Each week as a congregation we take the time to share the peace but I often wonder whether we are really able to convey the depth of the peace being offered by God and the peace each one of us needs.  Peace which quells our sense of guilt over things that gave gone awry in our lives; peace that stills our anxious hearts over the worries which beset us; peace that builds bridges between us when we find it difficult to get on with one another; peace that gives us hope beyond the suffering in this world; peace in a coming kingdom what we cannot see but only glimpse. Peace, shalom! Peace that comes down from heaven and helps us transcend our fears.

Stop fearing – know Christ’s peace. 

This brings me to the second movement in the story, it is that well know interaction with Thomas – stop doubting and start believing.  The end of John’s gospel is clear: John records his gospel that people might believe that Jesus is the son of God but in this moment Thomas simply did not believe that Jesus had risen from among the dead.  He did not believe the testimony of the other disciples.

His doubting came from the lack of personal experience and encounter. How often do any of us say something along these lines, “Unless I see it for myself I won’t believe it.”

Thomas’s doubting and ours springs from within us:

·         doubting because we have not seen
·         doubting because we were not there
·         doubting because we have no experience
·         doubting because we do not understand

I have often preaching that our doubting is a good thing because doubts can lead us to questions and lead us to grow in our faith and understanding.  This conviction remains true – doubting can lead us to grow but when we look at this passage the response to doubting is not knowing or understanding but believing.

We are not told whether Thomas actually touched Jesus and had such a tangible and earthy experience of Jesus’ but Thomas responds with a confession of faith.

“My Lord and my God.”

Thomas confessing of Jesus as Lord and God transcends the moment and in some way retains something of the mystery of believing.  Believing is not about knowing everything or being able to prove it. It is simply what it claims it is: ‘belief’ which is defined as “an acceptance that something exists or is true, especially one without proof.”

Believing may involve placing our trust in something that is otherworldly, that is not provable, but it does not have to be completely blind or ignorant either.

The notion of believing can sit comfortably alongside the notion of continuing to grow and even doubt.  Rather in believing in Jesus our lives and our questions bceome shaped around the one in whom we believe.

To be a confessing people, to say with Thomas, “My Lord and my God”, is not to make some ambit claim at knowing everything but is to place our trust and focus in life in something beyond the parameters of our personal experiences.

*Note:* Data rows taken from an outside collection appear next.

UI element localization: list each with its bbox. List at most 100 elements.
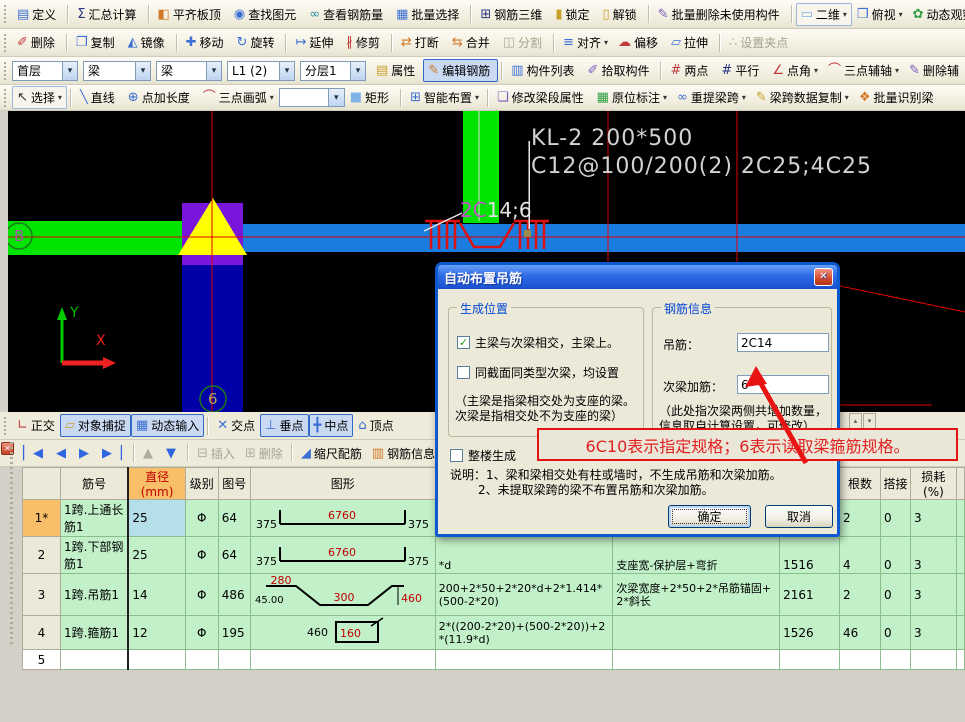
grid-cell[interactable]: Φ (184, 536, 219, 574)
beam-green-left[interactable] (8, 221, 182, 255)
toolbar-button[interactable]: ⌂ 顶点 (353, 414, 398, 437)
floor-combo[interactable]: 首层 ▾ (12, 60, 78, 81)
toolbar-button[interactable]: ∠ 点角 ▾ (767, 59, 823, 82)
toolbar-button[interactable]: ╲ 直线 (75, 86, 123, 109)
toolbar-button[interactable]: ▦ 动态输入 (130, 414, 205, 437)
grid-cell[interactable]: 2 (839, 573, 881, 616)
column-header[interactable] (22, 467, 61, 500)
column-header[interactable]: 筋号 (59, 467, 129, 500)
toolbar-button[interactable]: # 平行 (716, 59, 767, 82)
element-type-combo[interactable]: 梁 ▾ (156, 60, 222, 81)
toolbar-button[interactable]: ❏ 修改梁段属性 (492, 86, 592, 109)
grid-cell[interactable]: 64 (217, 499, 251, 537)
row-number[interactable]: 2 (22, 536, 61, 574)
toolbar-button[interactable]: ▤ 定义 (12, 3, 64, 26)
grid-cell[interactable] (434, 649, 614, 670)
grid-cell[interactable]: 0 (879, 499, 911, 537)
rebar-shape-cell[interactable]: 375 6760 375 (249, 536, 436, 574)
toolbar-button[interactable]: ◉ 查找图元 (229, 3, 304, 26)
toolbar-button[interactable]: ⊕ 点加长度 (123, 86, 198, 109)
grid-cell[interactable]: 3 (909, 499, 957, 537)
grid-cell[interactable]: Φ (184, 499, 219, 537)
toolbar-button[interactable]: ✕ 交点 (212, 414, 260, 437)
toolbar-button[interactable]: ◫ 分割 (498, 31, 550, 54)
grid-cell[interactable]: 0 (879, 536, 911, 574)
grid-cell[interactable] (127, 649, 186, 670)
grid-cell[interactable] (909, 649, 957, 670)
grid-cell[interactable]: 1跨.下部钢筋1 (59, 536, 129, 574)
toolbar-button[interactable]: ▮ 锁定 (550, 3, 597, 26)
toolbar-button[interactable]: ▥ 构件列表 (506, 59, 582, 82)
toolbar-button[interactable]: # 两点 (665, 59, 716, 82)
grid-cell[interactable]: 200+2*50+2*20*d+2*1.414*(500-2*20) (434, 573, 614, 616)
grid-cell[interactable] (217, 649, 251, 670)
toolbar-button[interactable]: ▶ (74, 444, 97, 463)
toolbar-button[interactable]: ◢ 缩尺配筋 (296, 442, 367, 465)
layer-combo[interactable]: 分层1 ▾ (300, 60, 366, 81)
toolbar-button[interactable]: ▏◀ (18, 444, 51, 463)
toolbar-button[interactable]: ∟ 正交 (12, 414, 60, 437)
scroll-up-icon[interactable]: ▴ (849, 413, 862, 429)
toolbar-button[interactable]: ⇆ 合并 (447, 31, 498, 54)
toolbar-scroll[interactable]: ▴ ▾ (849, 413, 876, 429)
toolbar-button[interactable]: ✎ 编辑钢筋 (423, 59, 499, 82)
grid-cell[interactable]: 2 (839, 499, 881, 537)
toolbar-button[interactable]: ▦ 原位标注 ▾ (592, 86, 672, 109)
category-combo[interactable]: 梁 ▾ (83, 60, 151, 81)
toolbar-button[interactable]: ✿ 动态观察 (908, 3, 965, 26)
grid-cell[interactable]: 64 (217, 536, 251, 574)
chevron-down-icon[interactable]: ▾ (135, 61, 150, 80)
column-header[interactable]: 根数 (839, 467, 881, 500)
toolbar-button[interactable]: ■ 矩形 (345, 86, 397, 109)
cancel-button[interactable]: 取消 (765, 505, 833, 528)
grid-cell[interactable]: 次梁宽度+2*50+2*吊筋锚固+2*斜长 (612, 573, 781, 616)
grid-cell[interactable]: 1跨.吊筋1 (59, 573, 129, 616)
row-number[interactable]: 5 (22, 649, 61, 670)
toolbar-button[interactable]: ❐ 复制 (71, 31, 123, 54)
column-header[interactable]: 图形 (249, 467, 436, 500)
rebar-shape-cell[interactable]: 375 6760 375 (249, 499, 436, 537)
grid-cell[interactable] (779, 649, 841, 670)
chevron-down-icon[interactable]: ▾ (62, 61, 77, 80)
toolbar-button[interactable]: ⊞ 删除 (240, 442, 288, 465)
column-header[interactable]: 搭接 (879, 467, 911, 500)
grid-cell[interactable]: 3 (909, 573, 957, 616)
column-header-diameter[interactable]: 直径(mm) (127, 467, 186, 500)
grid-cell[interactable]: 0 (879, 573, 911, 616)
grid-cell[interactable]: 4 (839, 536, 881, 574)
toolbar-button[interactable]: ⌒ 三点辅轴 ▾ (823, 59, 904, 82)
grid-cell[interactable]: 1跨.上通长筋1 (59, 499, 129, 537)
toolbar-button[interactable]: ◭ 镜像 (123, 31, 173, 54)
toolbar-button[interactable]: ▶▕ (97, 444, 130, 463)
toolbar-button[interactable]: ▱ 对象捕捉 (59, 414, 131, 437)
grid-cell[interactable]: 2161 (779, 573, 841, 616)
toolbar-button[interactable]: ▥ 钢筋信息 (367, 442, 440, 465)
scroll-down-icon[interactable]: ▾ (863, 413, 876, 429)
toolbar-button[interactable]: ∞ 重提梁跨 ▾ (672, 86, 751, 109)
grid-cell[interactable]: 1跨.箍筋1 (59, 615, 129, 650)
chevron-down-icon[interactable]: ▾ (206, 61, 221, 80)
panel-grip[interactable] (10, 442, 13, 646)
toolbar-button[interactable]: ≡ 对齐 ▾ (558, 31, 613, 54)
grid-cell[interactable] (612, 649, 781, 670)
column-header[interactable]: 损耗(%) (909, 467, 957, 500)
grid-cell[interactable]: 3 (909, 615, 957, 650)
beam-blue-main[interactable] (243, 224, 965, 252)
chevron-down-icon[interactable]: ▾ (350, 61, 365, 80)
grid-cell[interactable] (59, 649, 129, 670)
row-number[interactable]: 1* (22, 499, 61, 537)
grid-cell[interactable]: Φ (184, 615, 219, 650)
toolbar-button[interactable]: ⊞ 钢筋三维 (475, 3, 550, 26)
hanging-rebar-input[interactable] (737, 333, 829, 352)
toolbar-button[interactable]: ▭ 二维 ▾ (795, 2, 852, 26)
grid-cell[interactable] (879, 649, 911, 670)
grid-cell[interactable]: 14 (127, 573, 186, 616)
toolbar-button[interactable]: ▯ 解锁 (597, 3, 644, 26)
grid-cell[interactable]: 2*((200-2*20)+(500-2*20))+2*(11.9*d) (434, 615, 614, 650)
grid-cell[interactable]: 486 (217, 573, 251, 616)
toolbar-button[interactable]: ⌒ 三点画弧 ▾ (198, 86, 279, 109)
column-header[interactable]: 图号 (217, 467, 251, 500)
grid-cell[interactable]: 25 (127, 536, 186, 574)
toolbar-button[interactable]: ∦ 修剪 (341, 31, 388, 54)
toolbar-button[interactable]: ✎ 梁跨数据复制 ▾ (751, 86, 854, 109)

We, like Thomas, may struggle with the lack of personal encounter, or understanding, or proof, yet the peace of God comes among us and we can move from doubting to believing.

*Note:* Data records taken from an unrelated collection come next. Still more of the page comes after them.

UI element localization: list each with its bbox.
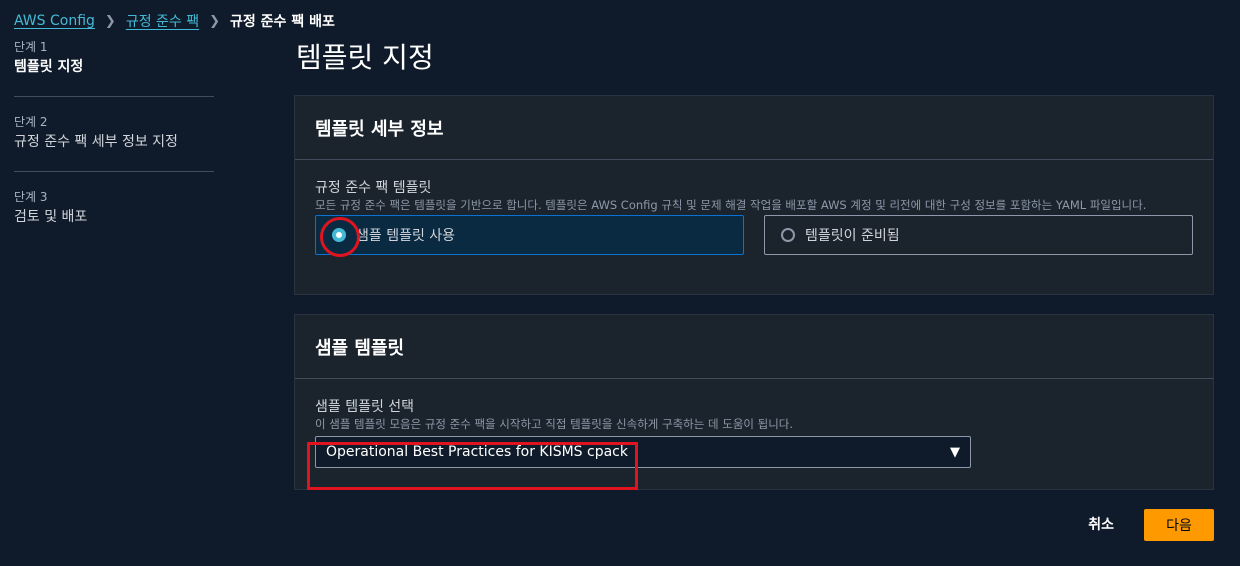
- field-label: 샘플 템플릿 선택: [315, 399, 415, 415]
- step-1: 단계 1 템플릿 지정: [14, 38, 214, 96]
- step-3: 단계 3 검토 및 배포: [14, 188, 214, 246]
- breadcrumb: AWS Config ❯ 규정 준수 팩 ❯ 규정 준수 팩 배포: [14, 10, 335, 32]
- panel-header: 템플릿 세부 정보: [295, 96, 1213, 160]
- tile-use-sample-template[interactable]: 샘플 템플릿 사용: [315, 215, 744, 257]
- tile-template-ready[interactable]: 템플릿이 준비됨: [764, 215, 1193, 255]
- step-title: 검토 및 배포: [14, 209, 88, 225]
- radio-unchecked-icon[interactable]: [781, 228, 795, 242]
- wizard-actions: 취소 다음: [1072, 509, 1214, 541]
- breadcrumb-conformance-packs[interactable]: 규정 준수 팩: [126, 11, 199, 31]
- chevron-right-icon: ❯: [209, 13, 221, 29]
- step-number: 단계 1: [14, 40, 48, 54]
- step-number: 단계 2: [14, 115, 48, 129]
- breadcrumb-current: 규정 준수 팩 배포: [230, 14, 335, 30]
- page-title: 템플릿 지정: [296, 41, 434, 74]
- radio-checked-icon[interactable]: [332, 228, 346, 242]
- template-details-panel: 템플릿 세부 정보 규정 준수 팩 템플릿 모든 규정 준수 팩은 템플릿을 기…: [294, 95, 1214, 295]
- next-button[interactable]: 다음: [1144, 509, 1214, 541]
- tile-label: 샘플 템플릿 사용: [356, 228, 456, 244]
- breadcrumb-aws-config[interactable]: AWS Config: [14, 13, 95, 29]
- wizard-steps: 단계 1 템플릿 지정 단계 2 규정 준수 팩 세부 정보 지정 단계 3 검…: [14, 38, 214, 246]
- step-title: 규정 준수 팩 세부 정보 지정: [14, 134, 178, 150]
- tile-label: 템플릿이 준비됨: [805, 228, 900, 244]
- sample-template-panel: 샘플 템플릿 샘플 템플릿 선택 이 샘플 템플릿 모음은 규정 준수 팩을 시…: [294, 314, 1214, 490]
- step-title: 템플릿 지정: [14, 59, 84, 75]
- field-description: 이 샘플 템플릿 모음은 규정 준수 팩을 시작하고 직접 템플릿을 신속하게 …: [315, 417, 794, 431]
- template-option-tiles: 샘플 템플릿 사용 템플릿이 준비됨: [315, 215, 1193, 257]
- step-2: 단계 2 규정 준수 팩 세부 정보 지정: [14, 113, 214, 171]
- select-value: Operational Best Practices for KISMS cpa…: [326, 444, 628, 460]
- step-number: 단계 3: [14, 190, 48, 204]
- chevron-right-icon: ❯: [104, 13, 116, 29]
- step-divider: [14, 171, 214, 172]
- panel-body: 규정 준수 팩 템플릿 모든 규정 준수 팩은 템플릿을 기반으로 합니다. 템…: [295, 160, 1213, 257]
- field-description: 모든 규정 준수 팩은 템플릿을 기반으로 합니다. 템플릿은 AWS Conf…: [315, 198, 1147, 212]
- caret-down-icon: ▼: [950, 444, 960, 460]
- sample-template-select[interactable]: Operational Best Practices for KISMS cpa…: [315, 436, 971, 468]
- field-label: 규정 준수 팩 템플릿: [315, 180, 432, 196]
- step-divider: [14, 96, 214, 97]
- cancel-button[interactable]: 취소: [1072, 509, 1130, 541]
- panel-body: 샘플 템플릿 선택 이 샘플 템플릿 모음은 규정 준수 팩을 시작하고 직접 …: [295, 379, 1213, 490]
- panel-header: 샘플 템플릿: [295, 315, 1213, 379]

Finally, after declaring the peace to the disciples Jesus breathes on them with the Holy Spirit and sends them into the world. 

This sending of the disciples is I believe about sending them to be bearers of the ‘shalom’ he has shared with them.  The disciples become apostles, sent into the world, to be about the business of peace sharing.

Sharing peace between peoples who find themselves estranged from God, estranged from community and estranged from each other.  To do so would mean transcending their fears and doubts and it means the same for us.

When we consider the world around us and the division and pain that continue to abide in the world the work of peace sharing is before us.  Peace sharing within the difficulties and brokenness of our own families.  Peace sharing between communities separated by race or religion.  Peace sharing between communities dominated by fear, doubt and hate. Peace sharing so that we might live as one humanity loving one another.

What dominates us? Fearing and doubting or God’s peace and our belief.

Having shared the peace here together, at the end of the service we will be sent out, to go about our daily lives sharing this peace of God with others.  May God give you strength to transcend the locked rooms of your fears and doubts and declare the ‘shalom’ of God through your words and actions.